Irrumpió Edward con la noticia.

—¡Ha vuelto Antonio Silva! —dijo antes de haber cerrado la puerta.

Augusta palideció.

—¿Cómo lo sabes?

—Hugh le ha visto.

—Eso es un golpe —reconoció Augusta, y a Micky le sorprendió observar que a la mujer le temblaba la mano mientras posaba la taza y el platillo.

—Y David Middleton todavía anda por ahí formulando preguntas —dijo Micky.

Recordaba la conversación que Middleton había mantenido con Hugh en el baile de la duquesa de Tenbigh. Micky fingía estar preocupado, pero apenas se sentía disgustado. Le gustaba que Edward y Augusta recordasen de vez en cuando el culpable secreto que compartían.

—No es sólo eso —informó Edward—. Trata de sabotear la emisión de bonos del ferrocarril de Santamaría.

Micky frunció el ceño. La familia de Tonio se había opuesto al plan del ferrocarril en la propia Córdoba, pero el presidente García rechazó sus argumentos. ¿Qué podía hacer Tonio en Londres?
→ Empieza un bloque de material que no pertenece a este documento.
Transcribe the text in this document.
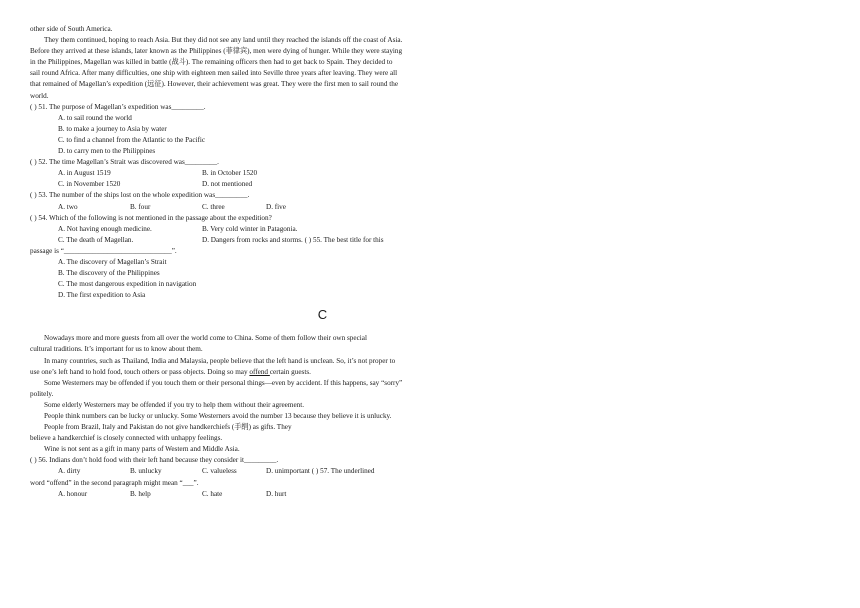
other side of South America.
They them continued, hoping to reach Asia. But they did not see any land until they reached the islands off the coast of Asia.
Before they arrived at these islands, later known as the Philippines (菲律宾), men were dying of hunger. While they were staying
in the Philippines, Magellan was killed in battle (战斗). The remaining officers then had to get back to Spain. They decided to
sail round Africa. After many difficulties, one ship with eighteen men sailed into Seville three years after leaving. They were all
that remained of Magellan’s expedition (远征). However, their achievement was great. They were the first men to sail round the
world.
( ) 51. The purpose of Magellan’s expedition was_________.
A. to sail round the world
B. to make a journey to Asia by water
C. to find a channel from the Atlantic to the Pacific
D. to carry men to the Philippines
( ) 52. The time Magellan’s Strait was discovered was_________.
A. in August 1519	B. in October 1520
C. in November 1520	D. not mentioned
( ) 53. The number of the ships lost on the whole expedition was_________.
A. two	B. four	C. three	D. five
( ) 54. Which of the following is not mentioned in the passage about the expedition?
A. Not having enough medicine.	B. Very cold winter in Patagonia.
C. The death of Magellan.	D. Dangers from rocks and storms. ( ) 55. The best title for this
passage is “______________________________”.
A. The discovery of Magellan’s Strait
B. The discovery of the Philippines
C. The most dangerous expedition in navigation
D. The first expedition to Asia
C
Nowadays more and more guests from all over the world come to China. Some of them follow their own special
cultural traditions. It’s important for us to know about them.
In many countries, such as Thailand, India and Malaysia, people believe that the left hand is unclean. So, it’s not proper to
use one’s left hand to hold food, touch others or pass objects. Doing so may offend certain guests.
Some Westerners may be offended if you touch them or their personal things—even by accident. If this happens, say “sorry”
politely.
Some elderly Westerners may be offended if you try to help them without their agreement.
People think numbers can be lucky or unlucky. Some Westerners avoid the number 13 because they believe it is unlucky.
People from Brazil, Italy and Pakistan do not give handkerchiefs (手绢) as gifts. They
believe a handkerchief is closely connected with unhappy feelings.
Wine is not sent as a gift in many parts of Western and Middle Asia.
( ) 56. Indians don’t hold food with their left hand because they consider it_________.
A. dirty	B. unlucky	C. valueless	D. unimportant ( ) 57. The underlined
word “offend” in the second paragraph might mean “___”.
A. honour	B. help	C. hate	D. hurt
A Augusta se le ocurrió la misma pregunta.

—¿Acaso puede hacer algo?

Edward tendió a su madre un puñado de papeles.

—Lee esto.

—¿Qué es? —inquirió Micky.

—Un artículo que Tonio tiene intención de publicar en The Times, acerca de las explotaciones mineras de nitrato de tu familia.
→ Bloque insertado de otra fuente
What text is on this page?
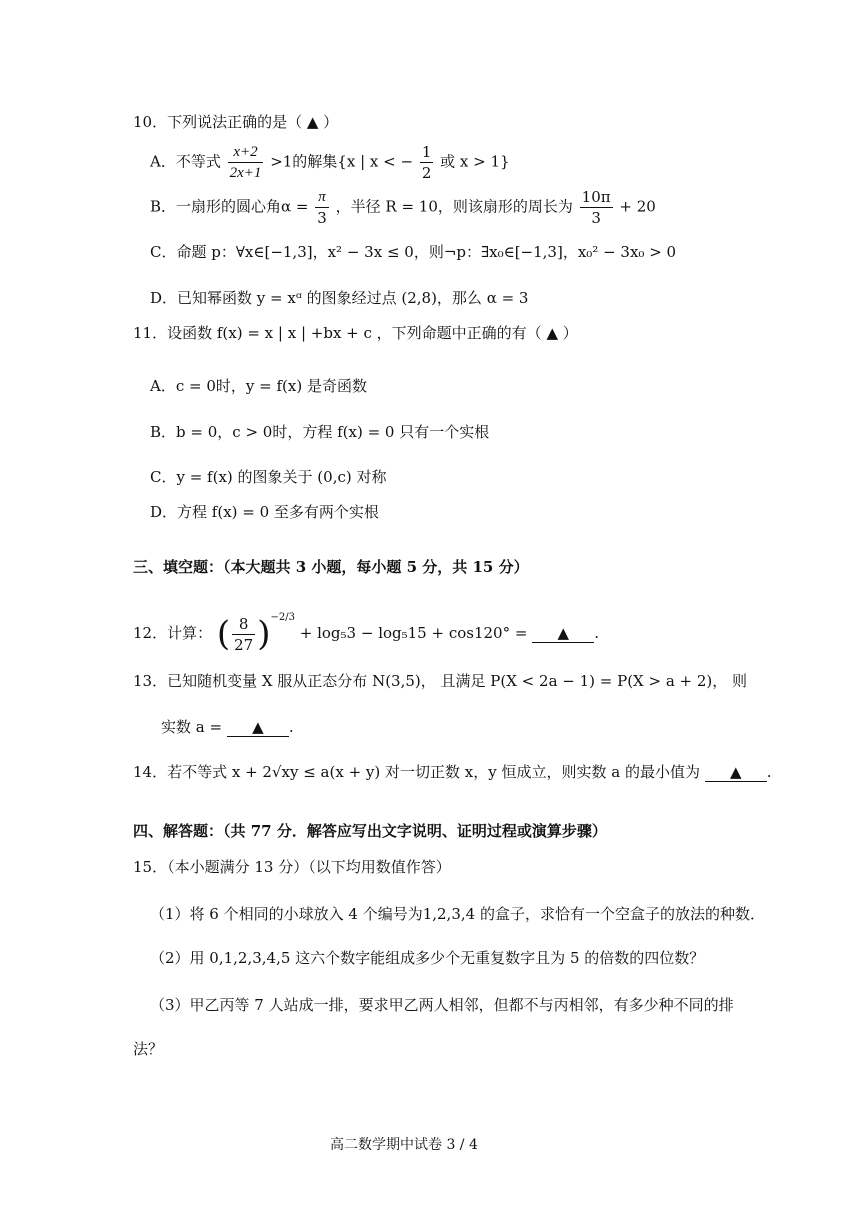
10．下列说法正确的是（ ▲ ）
A．不等式 $\frac{x+2}{2x+1} >1$的解集{x | x < − $\frac{1}{2}$ 或 x > 1}
B．一扇形的圆心角$\alpha = \frac{\pi}{3}$ ，半径 R = 10，则该扇形的周长为 $\frac{10\pi}{3} + 20$
C．命题 p：∀x∈[−1,3]，x² − 3x ≤ 0，则¬p：∃x₀∈[−1,3]，x₀² − 3x₀ > 0
D．已知幂函数 y = xᵅ 的图象经过点 (2,8)，那么 α = 3
11．设函数 f(x) = x | x | +bx + c ，下列命题中正确的有（ ▲ ）
A．c = 0时，y = f(x) 是奇函数
B．b = 0，c > 0时，方程 f(x) = 0 只有一个实根
C．y = f(x) 的图象关于 (0,c) 对称
D．方程 f(x) = 0 至多有两个实根
三、填空题：（本大题共 3 小题，每小题 5 分，共 15 分）
12．计算： ( $\frac{8}{27} )^{-2/3} + \log_53 - \log_515 + \cos 120^\circ$ = ▲ .
13．已知随机变量 X 服从正态分布 N(3,5)， 且满足 P(X < 2a − 1) = P(X > a + 2)， 则
实数 a = ▲ .
14．若不等式 x + 2√xy ≤ a(x + y) 对一切正数 x，y 恒成立，则实数 a 的最小值为 ▲ .
四、解答题：（共 77 分．解答应写出文字说明、证明过程或演算步骤）
15．（本小题满分 13 分）（以下均用数值作答）
（1）将 6 个相同的小球放入 4 个编号为1,2,3,4 的盒子，求恰有一个空盒子的放法的种数．
（2）用 0,1,2,3,4,5 这六个数字能组成多少个无重复数字且为 5 的倍数的四位数？
（3）甲乙丙等 7 人站成一排，要求甲乙两人相邻，但都不与丙相邻，有多少种不同的排
法？
高二数学期中试卷 3 / 4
Augusta echó un rápido vistazo a las cuartillas.

—Asegura que la vida de los mineros de nitrato es dura y peligrosa —dijo en tono irónico—. ¿Quién va a suponer que es una fiesta en un parque?
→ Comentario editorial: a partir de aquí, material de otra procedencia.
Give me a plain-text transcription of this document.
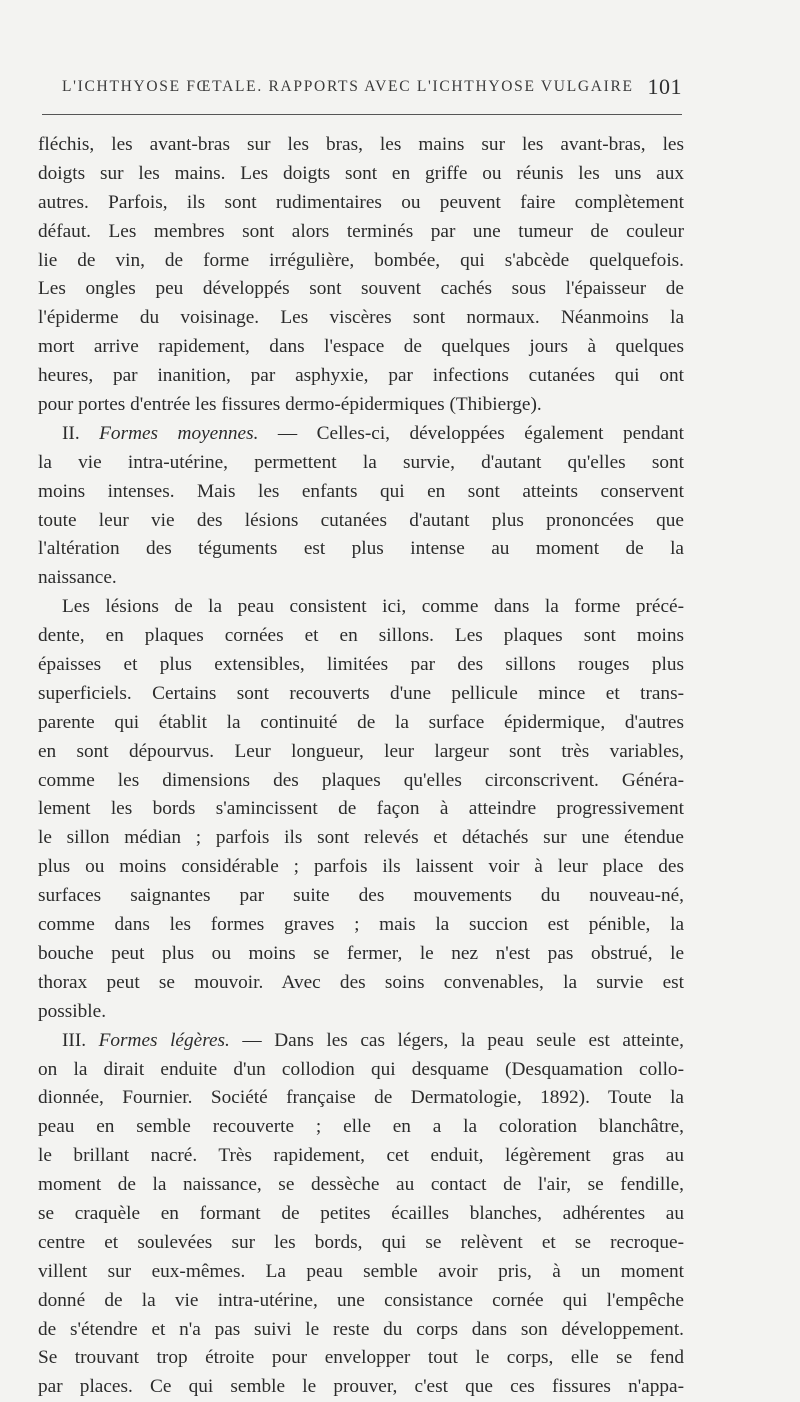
L'ICHTHYOSE FŒTALE. RAPPORTS AVEC L'ICHTHYOSE VULGAIRE 101
fléchis, les avant-bras sur les bras, les mains sur les avant-bras, les
doigts sur les mains. Les doigts sont en griffe ou réunis les uns aux
autres. Parfois, ils sont rudimentaires ou peuvent faire complètement
défaut. Les membres sont alors terminés par une tumeur de couleur
lie de vin, de forme irrégulière, bombée, qui s'abcède quelquefois.
Les ongles peu développés sont souvent cachés sous l'épaisseur de
l'épiderme du voisinage. Les viscères sont normaux. Néanmoins la
mort arrive rapidement, dans l'espace de quelques jours à quelques
heures, par inanition, par asphyxie, par infections cutanées qui ont
pour portes d'entrée les fissures dermo-épidermiques (Thibierge).
II. Formes moyennes. — Celles-ci, développées également pendant
la vie intra-utérine, permettent la survie, d'autant qu'elles sont
moins intenses. Mais les enfants qui en sont atteints conservent
toute leur vie des lésions cutanées d'autant plus prononcées que
l'altération des téguments est plus intense au moment de la
naissance.
Les lésions de la peau consistent ici, comme dans la forme précé-
dente, en plaques cornées et en sillons. Les plaques sont moins
épaisses et plus extensibles, limitées par des sillons rouges plus
superficiels. Certains sont recouverts d'une pellicule mince et trans-
parente qui établit la continuité de la surface épidermique, d'autres
en sont dépourvus. Leur longueur, leur largeur sont très variables,
comme les dimensions des plaques qu'elles circonscrivent. Généra-
lement les bords s'amincissent de façon à atteindre progressivement
le sillon médian ; parfois ils sont relevés et détachés sur une étendue
plus ou moins considérable ; parfois ils laissent voir à leur place des
surfaces saignantes par suite des mouvements du nouveau-né,
comme dans les formes graves ; mais la succion est pénible, la
bouche peut plus ou moins se fermer, le nez n'est pas obstrué, le
thorax peut se mouvoir. Avec des soins convenables, la survie est
possible.
III. Formes légères. — Dans les cas légers, la peau seule est atteinte,
on la dirait enduite d'un collodion qui desquame (Desquamation collo-
dionnée, Fournier. Société française de Dermatologie, 1892). Toute la
peau en semble recouverte ; elle en a la coloration blanchâtre,
le brillant nacré. Très rapidement, cet enduit, légèrement gras au
moment de la naissance, se dessèche au contact de l'air, se fendille,
se craquèle en formant de petites écailles blanches, adhérentes au
centre et soulevées sur les bords, qui se relèvent et se recroque-
villent sur eux-mêmes. La peau semble avoir pris, à un moment
donné de la vie intra-utérine, une consistance cornée qui l'empêche
de s'étendre et n'a pas suivi le reste du corps dans son développement.
Se trouvant trop étroite pour envelopper tout le corps, elle se fend
par places. Ce qui semble le prouver, c'est que ces fissures n'appa-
—También dice —añadió Edward— que, por desobediencia, se flagela a las mujeres y se mata a tiros a los niños.

—¿Y eso qué tiene que ver con vuestra emisión de bonos? —quiso saber Augusta.

—El ferrocarril transportará el nitrato a la capital. A los 400 inversores no les hace ninguna gracia la controversia. Muchas de ellos ya miran con desconfianza los bonos de América del Sur. Un asunto como éste podría ahuyentarlos definitivamente.

—Intentamos conseguir que otro banco participe con nosotros en el negocio, pero básicamente vamos a dejar que Tonio publique el artículo, a ver qué sucede. Si la publicidad negativa que puede originar hunde los valores suramericanos, tendremos que renunciar a la emisión del ferrocarril de Santamaría.

Al infierno el maldito Tonio. Era hábil, el muy condenado… y Papá Miranda un estúpido, al convertir sus minas en campamentos de esclavos y esperar conseguir dinero en el mundo civilizado. ¿Pero qué podría hacerse? Micky se devanaba los sesos. Había que silenciar a Tonio, pero no era posible convencerle ni sobornarle. Un escalofrío heló el corazón de Micky al comprender que no le quedaba más remedio que recurrir a métodos más contundentes y peligrosos.

Fingió tranquilidad.

—Por favor, ¿puedo ver ese artículo?

Augusta se lo pasó.

De lo primero que Micky tomó nota mental fue de la dirección del hotel que figuraba en el membrete. Adoptó un aire despreocupado, que desde luego era incapaz de sentir, y dijo:

—Pero si esto no es ningún problema. En absoluto.

—¡Aún no lo has leído! —protestó Edward.

—No necesito leerlo. He visto la dirección.

—¿Y qué?

—Ahora que sabemos dónde encontrarle, podemos hacerle una visita y llegar a un acuerdo con él —dijo Micky—. Dejen que me encargue del asunto.